メタルナイトは、協会が10年かかるつもりで依頼したこの大工事を、わずか7日で竣工させた。

 

 

サイタマはいつもの調子でヒーロー活動を続け、すでに俺を越してB級7位まで上がってる。

 

 

俺は ボロスとかいう親玉にへし折られた腕を治療し、やっと完治した。普通の人間じゃ信じられない速さの回復だけど。

 

 

 

そして、俺には同居人ができた。

 

 

「いや〜 この星の娯楽は凄いですね」

 

 

「でしょ。グレン◯ガン超絶凄いよね」

 

 

あの時捕まえてた、下っ端宇宙人だ。宇宙人は3本の触覚にもある目も加えた五つ目でアニメを見ている。

 

サイタマの戦いが終盤になったろう辺りで目覚めた俺は、下っ端も連れて痛む身体に鞭打って船の下層に逃げた。

 

実際サイタマとボロスの戦いによって船の上層部は大部分が更地になり、決着の余波で動力球が粉々になったぐらいだ。逃げなかったら危なかった。

 

 

下っ端は故郷に帰れないと悟って、今は地球での生活を満喫してる。

まぁその代わりと言ってはなんだけど、今まで攻めた星について事細かに聞いている。

 

 

だって 小説のネタになんじゃん‼︎

 

 

結局下っ端を生かしたのは無意識にネタになると思ってたからかな。

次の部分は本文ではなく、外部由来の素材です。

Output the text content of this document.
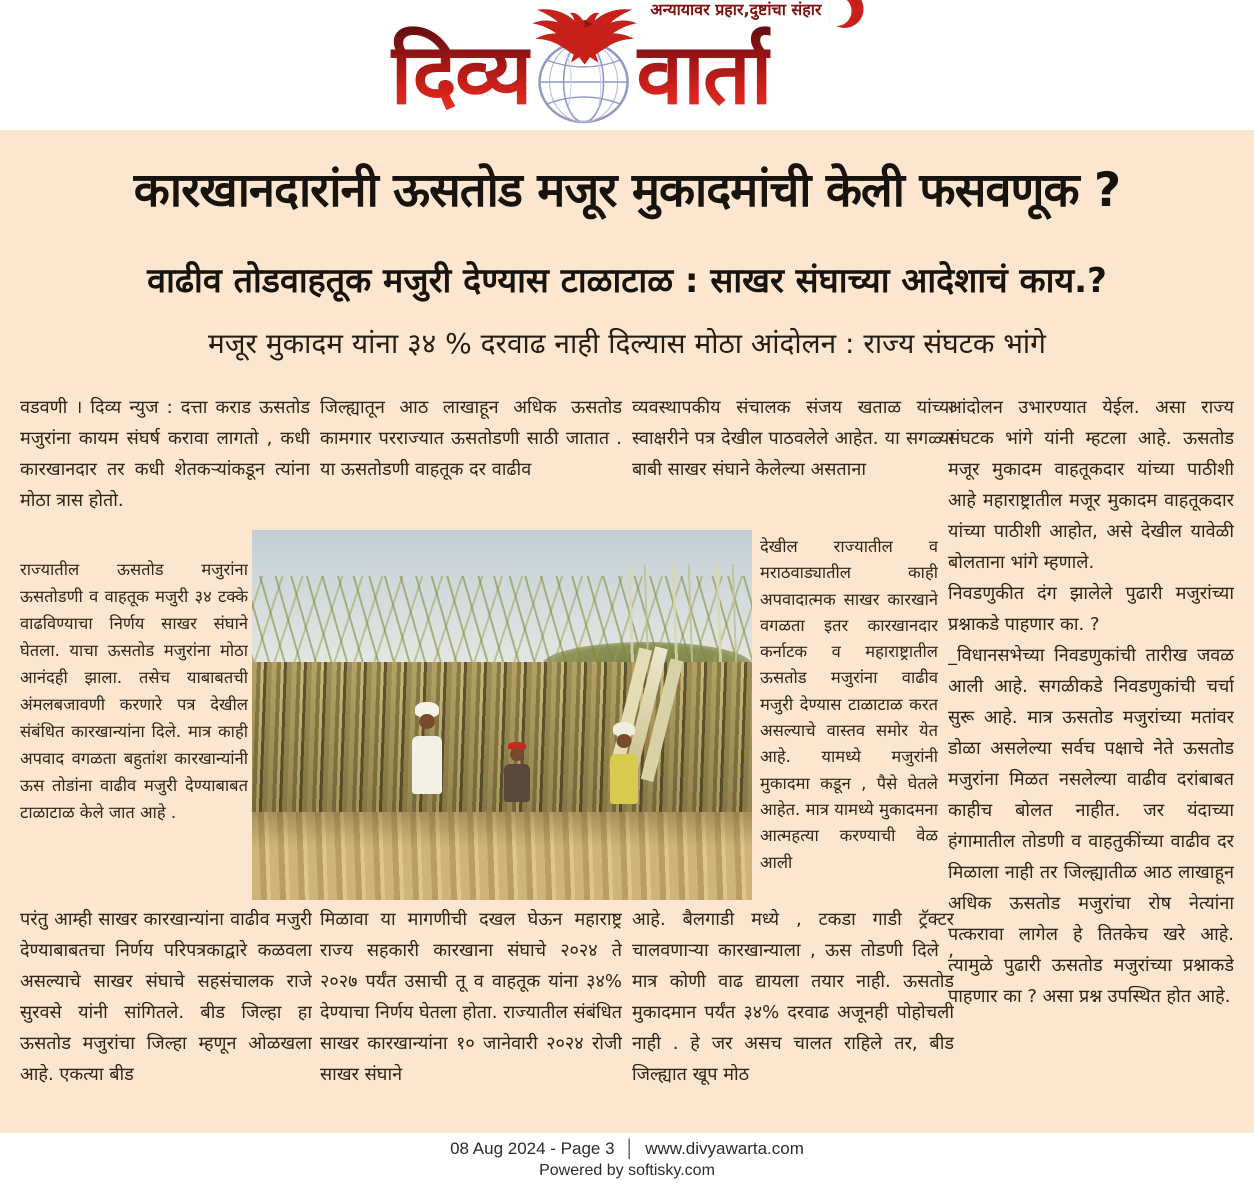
दिव्य
अन्यायावर प्रहार,दुष्टांचा संहार
वार्ता
कारखानदारांनी ऊसतोड मजूर मुकादमांची केली फसवणूक ?
वाढीव तोडवाहतूक मजुरी देण्यास टाळाटाळ : साखर संघाच्या आदेशाचं काय.?
मजूर मुकादम यांना ३४ % दरवाढ नाही दिल्यास मोठा आंदोलन : राज्य संघटक भांगे
वडवणी । दिव्य न्युज : दत्ता कराड ऊसतोड मजुरांना कायम संघर्ष करावा लागतो , कधी कारखानदार तर कधी शेतकऱ्यांकडून त्यांना मोठा त्रास होतो.
राज्यातील ऊसतोड मजुरांना ऊसतोडणी व वाहतूक मजुरी ३४ टक्के वाढविण्याचा निर्णय साखर संघाने घेतला. याचा ऊसतोड मजुरांना मोठा आनंदही झाला. तसेच याबाबतची अंमलबजावणी करणारे पत्र देखील संबंधित कारखान्यांना दिले. मात्र काही अपवाद वगळता बहुतांश कारखान्यांनी ऊस तोडांना वाढीव मजुरी देण्याबाबत टाळाटाळ केले जात आहे .
परंतु आम्ही साखर कारखान्यांना वाढीव मजुरी देण्याबाबतचा निर्णय परिपत्रकाद्वारे कळवला असल्याचे साखर संघाचे सहसंचालक राजे सुरवसे यांनी सांगितले. बीड जिल्हा हा ऊसतोड मजुरांचा जिल्हा म्हणून ओळखला आहे. एकत्या बीड
जिल्ह्यातून आठ लाखाहून अधिक ऊसतोड कामगार परराज्यात ऊसतोडणी साठी जातात . या ऊसतोडणी वाहतूक दर वाढीव
मिळावा या मागणीची दखल घेऊन महाराष्ट्र राज्य सहकारी कारखाना संघाचे २०२४ ते २०२७ पर्यंत उसाची तू व वाहतूक यांना ३४% देण्याचा निर्णय घेतला होता. राज्यातील संबंधित साखर कारखान्यांना १० जानेवारी २०२४ रोजी साखर संघाने
व्यवस्थापकीय संचालक संजय खताळ यांच्या स्वाक्षरीने पत्र देखील पाठवलेले आहेत. या सगळ्या बाबी साखर संघाने केलेल्या असताना
देखील राज्यातील व मराठवाड्यातील काही अपवादात्मक साखर कारखाने वगळता इतर कारखानदार कर्नाटक व महाराष्ट्रातील ऊसतोड मजुरांना वाढीव मजुरी देण्यास टाळाटाळ करत असल्याचे वास्तव समोर येत आहे. यामध्ये मजुरांनी मुकादमा कडून , पैसे घेतले आहेत. मात्र यामध्ये मुकादमना आत्महत्या करण्याची वेळ आली
आहे. बैलगाडी मध्ये , टकडा गाडी ट्रॅक्टर चालवणाऱ्या कारखान्याला , ऊस तोडणी दिले , मात्र कोणी वाढ द्यायला तयार नाही. ऊसतोड मुकादमान पर्यंत ३४% दरवाढ अजूनही पोहोचली नाही . हे जर असच चालत राहिले तर, बीड जिल्ह्यात खूप मोठ

आंदोलन उभारण्यात येईल. असा राज्य संघटक भांगे यांनी म्हटला आहे. ऊसतोड मजूर मुकादम वाहतूकदार यांच्या पाठीशी आहे महाराष्ट्रातील मजूर मुकादम वाहतूकदार यांच्या पाठीशी आहोत, असे देखील यावेळी बोलताना भांगे म्हणाले.

निवडणुकीत दंग झालेले पुढारी मजुरांच्या प्रश्नाकडे पाहणार का. ?

_विधानसभेच्या निवडणुकांची तारीख जवळ आली आहे. सगळीकडे निवडणुकांची चर्चा सुरू आहे. मात्र ऊसतोड मजुरांच्या मतांवर डोळा असलेल्या सर्वच पक्षाचे नेते ऊसतोड मजुरांना मिळत नसलेल्या वाढीव दरांबाबत काहीच बोलत नाहीत. जर यंदाच्या हंगामातील तोडणी व वाहतुकींच्या वाढीव दर मिळाला नाही तर जिल्ह्यातीळ आठ लाखाहून अधिक ऊसतोड मजुरांचा रोष नेत्यांना पत्करावा लागेल हे तितकेच खरे आहे. त्यामुळे पुढारी ऊसतोड मजुरांच्या प्रश्नाकडे पाहणार का ? असा प्रश्न उपस्थित होत आहे.

08 Aug 2024 - Page 3 │ www.divyawarta.com
Powered by softisky.com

職業病で死にかけるとかシャレにならない。

 

 

「チバー、中心街ででっかい豚の怪獣が出たって」

 

玄関から顔を出したサイタマが俺を呼ぶ。

いつも通り俺を誘いに来たみたいだ。

 

 

 

 

 

俺は 来たる日でサイタマが道を踏み外さないように、強くなろうとしてた。

 

 

でも、あの時のサイタマの言葉で、目標が変わった。

 

 

俺は 純粋にサイタマのチカラになれるよう、強くなりたい。

 

 

あいつはどこまでいってもヒーローだから。

 

俺の親友だから、チカラになりたい。

 

 

 

「行くか」

 

「…だな」

 

 

いつもと何も変わらない。

強いて言えば、俺の心構えが変わっただけだ。

 

 

今日も今日とて、俺は誰よりも強い親友と、ヒーローとして戦う。

 

 

 

 

 

ーーー正義執行

 





今回をもってこの作品は更新を一時停止します。

半年ほどの間、拙いにもほどがある作品でしたが、読んでくださりありがとうございますm(_ _)m

コミックスがある程度進んだら再開しますが、その時はよろしくお願いします。

重ねて、今まで読んでくれた皆さん ありがとうございます。